Lo que comenzó como una caminata tranquila terminó en tragedia cuando un hombre de California, de 37 años, falleció el 19 de mayo de 2026 tras quedar inconsciente en el sendero Kalalau, en Kauai, Hawái.
El incidente ocurrió alrededor de las 4:00 p.m. en el tramo expuesto junto al acantilado conocido como "Crawler’s Ledge", informó el Departamento de Policía de Kauai en un comunicado publicado el 20 de mayo.
Los transeúntes le practicaron reanimación cardiopulmonar (RCP) al senderista hasta que llegó el personal del Departamento de Bomberos de Kauai a bordo del helicóptero Air 1. Posteriormente —el joven del que se desconoce su identidad— fue trasladado al Hospital Memorial Samuel Mahelona, donde posteriormente fue declarado muerto.
Las autoridades esperan la autopsia para determinar la causa exacta de su fallecimiento. Sin embargo, las autoridades no sospechan de algún delito relacionado a su deceso.
"El Departamento de Policía de Kauai expresa sus condolencias a la familia y los seres queridos de la víctima en estos momentos difíciles", dijo el Departamento en el comunicado.
Asimismo, los detectives del caso solicitaron que los testigos del incidente —o las personas que hayan ayudado con las maniobras de RCP— se ponga en contacto con las autoridades para aportar información que ayude a esclarecer las causas del fallecimiento del joven.

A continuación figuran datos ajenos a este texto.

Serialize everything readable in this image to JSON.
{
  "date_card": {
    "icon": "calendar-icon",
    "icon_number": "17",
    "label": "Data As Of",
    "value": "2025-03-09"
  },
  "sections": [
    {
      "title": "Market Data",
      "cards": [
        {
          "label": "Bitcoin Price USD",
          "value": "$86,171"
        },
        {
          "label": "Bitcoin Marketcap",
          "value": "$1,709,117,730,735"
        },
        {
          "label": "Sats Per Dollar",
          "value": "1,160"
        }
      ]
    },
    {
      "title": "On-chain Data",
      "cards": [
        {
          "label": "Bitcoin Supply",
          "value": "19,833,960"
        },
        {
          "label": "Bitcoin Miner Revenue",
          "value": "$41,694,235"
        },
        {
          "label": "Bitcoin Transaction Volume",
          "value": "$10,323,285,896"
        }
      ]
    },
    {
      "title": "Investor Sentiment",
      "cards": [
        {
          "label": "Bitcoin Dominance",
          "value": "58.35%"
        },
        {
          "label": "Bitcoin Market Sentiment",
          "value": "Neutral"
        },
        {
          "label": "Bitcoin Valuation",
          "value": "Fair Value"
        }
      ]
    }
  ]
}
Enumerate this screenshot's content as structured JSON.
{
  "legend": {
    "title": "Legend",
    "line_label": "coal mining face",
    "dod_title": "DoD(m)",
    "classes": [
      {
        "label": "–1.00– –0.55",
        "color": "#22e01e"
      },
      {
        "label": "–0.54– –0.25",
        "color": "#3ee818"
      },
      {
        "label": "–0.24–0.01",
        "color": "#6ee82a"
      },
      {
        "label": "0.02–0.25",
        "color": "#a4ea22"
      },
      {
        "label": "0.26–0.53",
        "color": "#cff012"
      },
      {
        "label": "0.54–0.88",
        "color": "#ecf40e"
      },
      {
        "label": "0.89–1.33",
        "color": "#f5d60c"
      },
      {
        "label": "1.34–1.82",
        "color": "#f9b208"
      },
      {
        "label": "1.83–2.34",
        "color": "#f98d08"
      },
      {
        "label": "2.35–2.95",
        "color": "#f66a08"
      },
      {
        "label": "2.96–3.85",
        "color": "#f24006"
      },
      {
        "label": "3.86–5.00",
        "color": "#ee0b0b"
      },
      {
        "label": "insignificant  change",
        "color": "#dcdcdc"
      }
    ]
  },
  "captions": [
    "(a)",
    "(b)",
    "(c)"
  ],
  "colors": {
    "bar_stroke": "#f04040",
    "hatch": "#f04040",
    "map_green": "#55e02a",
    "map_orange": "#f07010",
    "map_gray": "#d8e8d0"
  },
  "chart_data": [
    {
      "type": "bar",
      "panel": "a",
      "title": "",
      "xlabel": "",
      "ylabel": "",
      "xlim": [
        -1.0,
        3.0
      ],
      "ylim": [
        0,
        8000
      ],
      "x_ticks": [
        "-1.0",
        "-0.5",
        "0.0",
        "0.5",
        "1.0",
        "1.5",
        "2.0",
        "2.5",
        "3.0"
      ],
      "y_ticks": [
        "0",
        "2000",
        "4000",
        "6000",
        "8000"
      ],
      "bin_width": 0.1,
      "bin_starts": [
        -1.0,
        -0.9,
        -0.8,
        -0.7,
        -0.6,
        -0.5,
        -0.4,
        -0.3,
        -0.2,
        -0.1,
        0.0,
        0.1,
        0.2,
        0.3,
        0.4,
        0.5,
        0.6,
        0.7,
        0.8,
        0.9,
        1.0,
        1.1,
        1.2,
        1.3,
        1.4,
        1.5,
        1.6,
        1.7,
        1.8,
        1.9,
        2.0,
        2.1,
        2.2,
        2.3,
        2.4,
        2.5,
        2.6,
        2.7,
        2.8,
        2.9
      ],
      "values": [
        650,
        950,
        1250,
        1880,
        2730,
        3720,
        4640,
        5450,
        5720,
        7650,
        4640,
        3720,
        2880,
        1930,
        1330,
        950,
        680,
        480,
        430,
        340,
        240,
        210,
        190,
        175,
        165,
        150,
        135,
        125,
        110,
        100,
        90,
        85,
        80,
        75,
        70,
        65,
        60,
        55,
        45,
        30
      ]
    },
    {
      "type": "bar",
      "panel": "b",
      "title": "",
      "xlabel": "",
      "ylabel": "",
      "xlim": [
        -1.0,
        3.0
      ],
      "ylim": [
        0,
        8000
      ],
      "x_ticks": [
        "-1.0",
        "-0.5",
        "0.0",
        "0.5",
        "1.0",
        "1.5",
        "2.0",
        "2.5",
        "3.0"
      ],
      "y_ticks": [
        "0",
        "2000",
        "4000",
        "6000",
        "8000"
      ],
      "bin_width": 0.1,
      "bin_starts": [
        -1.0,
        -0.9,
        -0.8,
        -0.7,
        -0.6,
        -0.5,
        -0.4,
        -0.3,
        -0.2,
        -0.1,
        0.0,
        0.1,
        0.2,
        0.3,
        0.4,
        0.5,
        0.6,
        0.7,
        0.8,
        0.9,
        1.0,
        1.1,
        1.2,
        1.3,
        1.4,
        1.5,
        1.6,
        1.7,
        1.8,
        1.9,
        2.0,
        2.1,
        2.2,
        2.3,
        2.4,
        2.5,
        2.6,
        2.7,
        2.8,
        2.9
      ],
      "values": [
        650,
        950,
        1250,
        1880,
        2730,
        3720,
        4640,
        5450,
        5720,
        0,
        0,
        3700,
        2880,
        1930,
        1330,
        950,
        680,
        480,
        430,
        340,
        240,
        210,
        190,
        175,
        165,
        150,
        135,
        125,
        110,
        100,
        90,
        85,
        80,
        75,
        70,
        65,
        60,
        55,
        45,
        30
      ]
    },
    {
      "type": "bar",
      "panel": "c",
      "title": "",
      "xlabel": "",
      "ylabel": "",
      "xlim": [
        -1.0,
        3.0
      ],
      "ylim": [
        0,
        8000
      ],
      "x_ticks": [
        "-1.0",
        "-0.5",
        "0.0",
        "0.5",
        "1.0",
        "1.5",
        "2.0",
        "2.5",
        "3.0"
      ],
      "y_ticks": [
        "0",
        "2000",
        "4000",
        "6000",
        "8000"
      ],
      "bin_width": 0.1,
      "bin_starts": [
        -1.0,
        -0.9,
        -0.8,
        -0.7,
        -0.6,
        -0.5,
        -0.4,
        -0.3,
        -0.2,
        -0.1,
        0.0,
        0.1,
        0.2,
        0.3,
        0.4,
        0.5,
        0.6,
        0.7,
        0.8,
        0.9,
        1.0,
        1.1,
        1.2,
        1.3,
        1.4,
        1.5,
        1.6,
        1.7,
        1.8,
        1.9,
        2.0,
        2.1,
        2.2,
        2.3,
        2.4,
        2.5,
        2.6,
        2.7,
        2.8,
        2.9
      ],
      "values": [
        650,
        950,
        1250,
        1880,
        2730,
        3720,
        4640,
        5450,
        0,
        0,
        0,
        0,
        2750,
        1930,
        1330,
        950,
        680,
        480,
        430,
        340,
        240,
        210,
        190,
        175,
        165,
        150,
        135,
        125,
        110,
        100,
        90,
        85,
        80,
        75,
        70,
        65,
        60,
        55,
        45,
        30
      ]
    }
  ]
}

Kalalau es una de las rutas de senderismo más atractivas del mundo debido a sus impresionantes vistas de la costa de Na Pali, sus numerosas cascadas y sus playas de arena blanca. Sin embargo, esta enorme zona turística la convierte también en una de las rutas más peligrosas debido, en parte, a la constante erosión de sus acantilados.
"La gente tiene dificultades con algunos de los precipicios", afirma Kathy Valier, una residente de Kauai que ha escrito guías sobre senderismo en la isla, según la revista de senderismo Backpack. "El sendero es estrecho y desmoronado, y he hablado con muchas personas que se han caído o han presenciado caídas".
El sendero completo tiene una extensión de unos 18 kilómetros y cuenta con una regulación estricta para controlar el flujo de visitantes. Se requiere un pase de uso de un día para recorrer únicamente los primeros 3.2 km del trayecto. No obstante, si se desea continuar más allá de los primeros kilómetros es obligatorio contar con un permiso válido. Y según informa el portal Backpackers, solo se emiten 60 permisos por día.
Las autoridades locales recuerdan que la costa de Nāpali carece por completo de cobertura de telefonía celular y presenta múltiples riesgos ambientales para los que hay que estar preparado. El camino cuenta con tramos muy inestables debido a raíces, rocas sobresalientes y zonas resbaladizas por el lodo o piedras sueltas, por lo que se exige llevar calzado adecuado.
Asimismo, advierten firmemente no cruzar nunca un arroyo desbordado. Los arroyos de Hawái pueden pasar de ser corrientes suaves y cristalinas a torrentes profundos y fangosos en cuestión de minutos, por lo que se debe evitar cruzar corrientes rápidas si el nivel del agua está por encima de las rodillas.
Finalmente, las autoridades no recomiendan nadar, meterse en el agua, ni practicar bodysurf a menos que se sea un nadador experimentado y familiarizado con las condiciones locales, ya que el oleaje y las corrientes son sumamente variables y traicioneras, incluso durante el verano, y la zona no cuenta con salvavidas.